Some cats take longer and some take a shorter time to establish their place in the house.
There may be fights. There may be hissing. This could go on for weeks or even months.
This is all, however, a normal part of the process.
All cats can adjust to at least tolerate each other and some cats may, over time, become close friends.
The benefits of having mutiple cats for you and your cat outweight the initial hardship.
Keeping Cats Indoors
If you do bring a new companion cat into the household, it is very important that you keep the cat indoors to minimize the risk of the new cat running off.
Indoor cats in general live longer, healthier lives than cats that go in and out or that live outside.
If you do decide to let your cats be indoor/outdoor cats, insure that the cats are past the fighting stage and have reached a level of acceptance for the other one.

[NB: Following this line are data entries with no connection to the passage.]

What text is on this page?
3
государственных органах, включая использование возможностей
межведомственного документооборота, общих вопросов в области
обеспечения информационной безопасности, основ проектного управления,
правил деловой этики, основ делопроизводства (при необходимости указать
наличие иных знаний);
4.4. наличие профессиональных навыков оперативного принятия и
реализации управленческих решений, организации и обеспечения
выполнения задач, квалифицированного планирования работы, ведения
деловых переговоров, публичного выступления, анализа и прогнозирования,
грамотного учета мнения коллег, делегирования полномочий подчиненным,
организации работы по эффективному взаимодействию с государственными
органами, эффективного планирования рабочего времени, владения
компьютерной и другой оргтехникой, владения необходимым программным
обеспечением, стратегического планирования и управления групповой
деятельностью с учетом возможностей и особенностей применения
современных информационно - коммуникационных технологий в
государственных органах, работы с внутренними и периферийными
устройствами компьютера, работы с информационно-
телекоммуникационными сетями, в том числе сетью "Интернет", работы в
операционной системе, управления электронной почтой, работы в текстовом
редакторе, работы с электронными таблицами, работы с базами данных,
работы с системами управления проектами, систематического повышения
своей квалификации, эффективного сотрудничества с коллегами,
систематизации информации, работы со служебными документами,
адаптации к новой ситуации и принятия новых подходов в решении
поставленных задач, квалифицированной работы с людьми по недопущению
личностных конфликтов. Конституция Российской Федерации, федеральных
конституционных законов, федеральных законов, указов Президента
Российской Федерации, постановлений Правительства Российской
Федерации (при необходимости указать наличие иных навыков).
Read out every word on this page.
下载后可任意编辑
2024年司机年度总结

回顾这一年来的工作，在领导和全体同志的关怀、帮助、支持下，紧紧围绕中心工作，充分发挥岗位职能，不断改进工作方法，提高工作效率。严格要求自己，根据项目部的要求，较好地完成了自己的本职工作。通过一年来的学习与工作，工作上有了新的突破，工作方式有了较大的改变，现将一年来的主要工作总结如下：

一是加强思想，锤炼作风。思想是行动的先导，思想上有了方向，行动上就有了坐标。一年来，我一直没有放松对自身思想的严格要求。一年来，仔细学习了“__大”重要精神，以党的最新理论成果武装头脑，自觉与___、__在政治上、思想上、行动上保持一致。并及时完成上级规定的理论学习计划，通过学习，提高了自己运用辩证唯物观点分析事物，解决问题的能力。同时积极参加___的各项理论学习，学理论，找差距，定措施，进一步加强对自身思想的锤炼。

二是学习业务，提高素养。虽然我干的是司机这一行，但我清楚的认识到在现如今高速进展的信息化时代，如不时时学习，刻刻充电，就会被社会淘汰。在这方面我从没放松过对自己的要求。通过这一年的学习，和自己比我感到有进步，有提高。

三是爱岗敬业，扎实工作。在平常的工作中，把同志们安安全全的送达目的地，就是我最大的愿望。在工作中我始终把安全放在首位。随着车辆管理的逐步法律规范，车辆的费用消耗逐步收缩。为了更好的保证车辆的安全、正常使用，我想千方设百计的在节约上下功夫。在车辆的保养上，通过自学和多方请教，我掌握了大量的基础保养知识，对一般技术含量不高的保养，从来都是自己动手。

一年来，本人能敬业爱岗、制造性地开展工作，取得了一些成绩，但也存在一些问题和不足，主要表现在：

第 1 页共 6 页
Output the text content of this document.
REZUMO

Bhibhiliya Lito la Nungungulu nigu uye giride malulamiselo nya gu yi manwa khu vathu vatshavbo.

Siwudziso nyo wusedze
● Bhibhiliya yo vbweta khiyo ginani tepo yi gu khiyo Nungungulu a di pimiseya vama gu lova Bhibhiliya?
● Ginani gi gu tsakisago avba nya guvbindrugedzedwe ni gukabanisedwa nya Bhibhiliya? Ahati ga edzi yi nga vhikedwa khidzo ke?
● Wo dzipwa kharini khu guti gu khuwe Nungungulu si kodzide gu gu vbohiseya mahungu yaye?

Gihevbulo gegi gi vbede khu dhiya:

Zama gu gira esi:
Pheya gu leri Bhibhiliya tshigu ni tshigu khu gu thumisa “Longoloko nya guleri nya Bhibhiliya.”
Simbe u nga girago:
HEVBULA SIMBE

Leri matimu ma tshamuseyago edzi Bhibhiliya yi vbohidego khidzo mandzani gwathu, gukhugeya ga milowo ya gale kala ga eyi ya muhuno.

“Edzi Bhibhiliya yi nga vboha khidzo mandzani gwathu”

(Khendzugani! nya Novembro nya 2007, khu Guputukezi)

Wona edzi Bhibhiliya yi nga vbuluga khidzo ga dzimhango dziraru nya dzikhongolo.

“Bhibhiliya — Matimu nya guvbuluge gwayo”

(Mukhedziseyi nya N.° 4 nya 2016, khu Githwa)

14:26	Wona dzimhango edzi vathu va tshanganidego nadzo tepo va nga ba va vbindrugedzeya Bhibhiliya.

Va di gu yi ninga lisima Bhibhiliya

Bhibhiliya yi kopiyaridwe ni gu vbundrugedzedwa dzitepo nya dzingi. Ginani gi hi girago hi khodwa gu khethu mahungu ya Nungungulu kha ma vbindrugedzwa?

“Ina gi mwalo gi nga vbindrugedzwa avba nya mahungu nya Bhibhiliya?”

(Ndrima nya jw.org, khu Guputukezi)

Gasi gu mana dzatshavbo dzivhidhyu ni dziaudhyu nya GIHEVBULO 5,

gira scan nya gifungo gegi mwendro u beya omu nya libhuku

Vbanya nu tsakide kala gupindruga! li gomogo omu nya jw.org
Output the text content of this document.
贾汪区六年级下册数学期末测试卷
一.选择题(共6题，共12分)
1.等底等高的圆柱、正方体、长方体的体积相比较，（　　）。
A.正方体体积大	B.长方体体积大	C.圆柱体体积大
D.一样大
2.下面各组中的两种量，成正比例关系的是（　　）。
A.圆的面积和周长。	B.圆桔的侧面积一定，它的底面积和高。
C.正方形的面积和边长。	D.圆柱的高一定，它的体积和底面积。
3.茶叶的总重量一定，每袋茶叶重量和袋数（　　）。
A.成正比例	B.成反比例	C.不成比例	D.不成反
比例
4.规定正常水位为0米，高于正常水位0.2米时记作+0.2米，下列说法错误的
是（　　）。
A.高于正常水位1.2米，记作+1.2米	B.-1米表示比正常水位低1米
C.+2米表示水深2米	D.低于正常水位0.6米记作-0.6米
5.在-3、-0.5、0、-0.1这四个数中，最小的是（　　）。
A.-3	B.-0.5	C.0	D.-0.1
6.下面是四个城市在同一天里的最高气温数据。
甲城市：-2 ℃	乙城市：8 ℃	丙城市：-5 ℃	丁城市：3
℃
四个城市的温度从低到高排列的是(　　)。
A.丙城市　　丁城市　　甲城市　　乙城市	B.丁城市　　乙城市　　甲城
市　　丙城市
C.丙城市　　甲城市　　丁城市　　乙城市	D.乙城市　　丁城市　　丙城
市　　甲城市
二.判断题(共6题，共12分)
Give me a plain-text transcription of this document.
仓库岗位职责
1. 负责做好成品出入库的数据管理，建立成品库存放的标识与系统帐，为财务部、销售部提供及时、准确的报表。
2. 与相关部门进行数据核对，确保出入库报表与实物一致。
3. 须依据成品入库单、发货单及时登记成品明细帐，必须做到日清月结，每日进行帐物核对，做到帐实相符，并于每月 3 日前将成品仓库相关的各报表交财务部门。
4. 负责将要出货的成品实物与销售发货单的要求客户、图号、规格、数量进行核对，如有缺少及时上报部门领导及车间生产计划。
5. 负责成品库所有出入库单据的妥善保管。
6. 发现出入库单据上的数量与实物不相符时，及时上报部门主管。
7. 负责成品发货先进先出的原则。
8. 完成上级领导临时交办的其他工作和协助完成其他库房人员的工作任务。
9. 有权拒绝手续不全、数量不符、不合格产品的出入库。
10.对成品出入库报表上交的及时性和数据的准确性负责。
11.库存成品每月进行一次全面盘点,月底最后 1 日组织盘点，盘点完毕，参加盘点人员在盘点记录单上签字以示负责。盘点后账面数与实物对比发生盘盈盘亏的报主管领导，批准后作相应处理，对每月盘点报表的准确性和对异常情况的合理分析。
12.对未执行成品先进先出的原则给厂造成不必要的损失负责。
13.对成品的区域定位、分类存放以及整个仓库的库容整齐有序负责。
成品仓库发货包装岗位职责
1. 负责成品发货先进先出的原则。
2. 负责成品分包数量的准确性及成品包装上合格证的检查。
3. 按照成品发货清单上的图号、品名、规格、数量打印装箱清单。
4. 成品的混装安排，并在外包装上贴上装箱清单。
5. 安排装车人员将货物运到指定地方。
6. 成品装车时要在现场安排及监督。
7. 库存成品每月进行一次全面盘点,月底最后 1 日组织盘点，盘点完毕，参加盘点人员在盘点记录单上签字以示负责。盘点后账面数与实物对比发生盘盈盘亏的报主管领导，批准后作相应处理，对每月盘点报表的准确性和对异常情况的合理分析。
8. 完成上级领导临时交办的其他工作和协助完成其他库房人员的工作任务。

If they are still in a state of transition you risk one or both being scared away from your home and afraid to come back.
New cats can be introduced into a household that has an existing cat or cats; it can be done. It just takes patience from the owner and careful introduction.
Just because your cat hisses or wants to fight at first does not mean he or she can never adjust to a companion.
Cats are a lot like humans and benefit from the company and socialization of others that are like them.
Having a multi cat household relieves the owner of the guilt he or she may feel when away from home and insures that the cat has a companion to keep them from being bored.
The whole family will benefit from the new edition!